Pregnancy 86'ed that. I blame Miss C in Paris as well. Not that she got me any - I don't think pâtisserie industrielle has any place in her life. But when I was visiting her during my second trimester in the small town where she's rented a very pretty house,  she bought me a fresh madeleine from a local bakery on our way out of town. Prior to that, I'd only had madeleines years before, as a poor starving student in Paris, in their vastly inferior pâtisserie industrielle form. When I got back to Australia I started craving madeleines - a first for me, as they're rather bland and uninteresting - and somehow that got confounded with pâtisserie industrielle. And then I needed first, chocolate digestives. Probably not coincidentally, immediately after my grandmother's death - chocolate digestives were always present and doled out as great treats in her household. And then, after this episode of Bottom the other night, it was Hobnobs. One good thing about Australia is its good supplies of British pâtisserie industrielle, which despite the Frenchiness of the term is the best pâtisserie industrielle. Not the most convincing fame to culinary fame out there but hey - it beats Australia. All this place has going for it is cheap kangaroo meat.
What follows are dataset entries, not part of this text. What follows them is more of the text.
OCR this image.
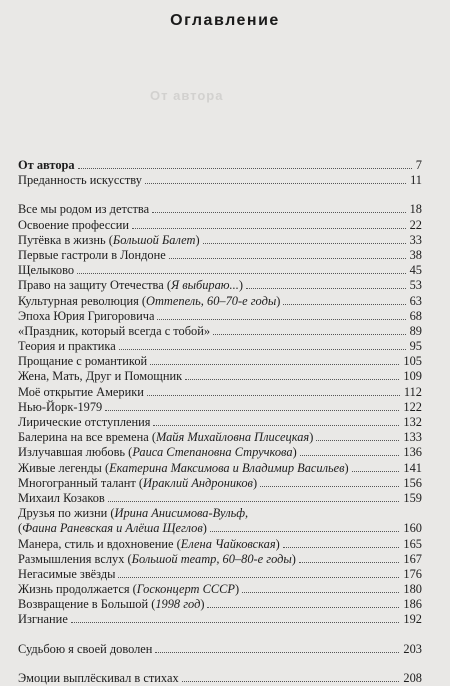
От автора
Оглавление
От автора	7
Преданность искусству	11
Все мы родом из детства	18
Освоение профессии	22
Путёвка в жизнь (Большой Балет)	33
Первые гастроли в Лондоне	38
Щелыково	45
Право на защиту Отечества (Я выбираю...)	53
Культурная революция (Оттепель, 60–70-е годы)	63
Эпоха Юрия Григоровича	68
«Праздник, который всегда с тобой»	89
Теория и практика	95
Прощание с романтикой	105
Жена, Мать, Друг и Помощник	109
Моё открытие Америки	112
Нью-Йорк-1979	122
Лирические отступления	132
Балерина на все времена (Майя Михайловна Плисецкая)	133
Излучавшая любовь (Раиса Степановна Стручкова)	136
Живые легенды (Екатерина Максимова и Владимир Васильев)	141
Многогранный талант (Ираклий Андроников)	156
Михаил Козаков	159
Друзья по жизни (Ирина Анисимова-Вульф,
(Фаина Раневская и Алёша Щеглов)	160
Манера, стиль и вдохновение (Елена Чайковская)	165
Размышления вслух (Большой театр, 60–80-е годы)	167
Негасимые звёзды	176
Жизнь продолжается (Госконцерт СССР)	180
Возвращение в Большой (1998 год)	186
Изгнание	192
Судьбою я своей доволен	203
Эмоции выплёскивал в стихах	208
Anyways, end of ramble. I'm rambling a lot these days. I like it and other people tolerate it. I think it amuses them to see me blathering so much when I usually don't blather much at all. Now I'm off to my acupuncturist to ramble at him for awhile until I fall asleep full of needles. Ren is 37 weeks old today. That means if he or she popped now, it'd count as a full term pregnancy. That is a good feeling. Especially since I've already filed my October invoices and should get paid for the whole month even if my mat leave ends up starting this afternoon. No sign of that, sadly enough. A little tightness at the top of the uterus, the odd cramp. At least I know they won't let me go too far over, though getting induced looks like the sort of thing that makes a shitty thing shittier. Any road. I'll manage.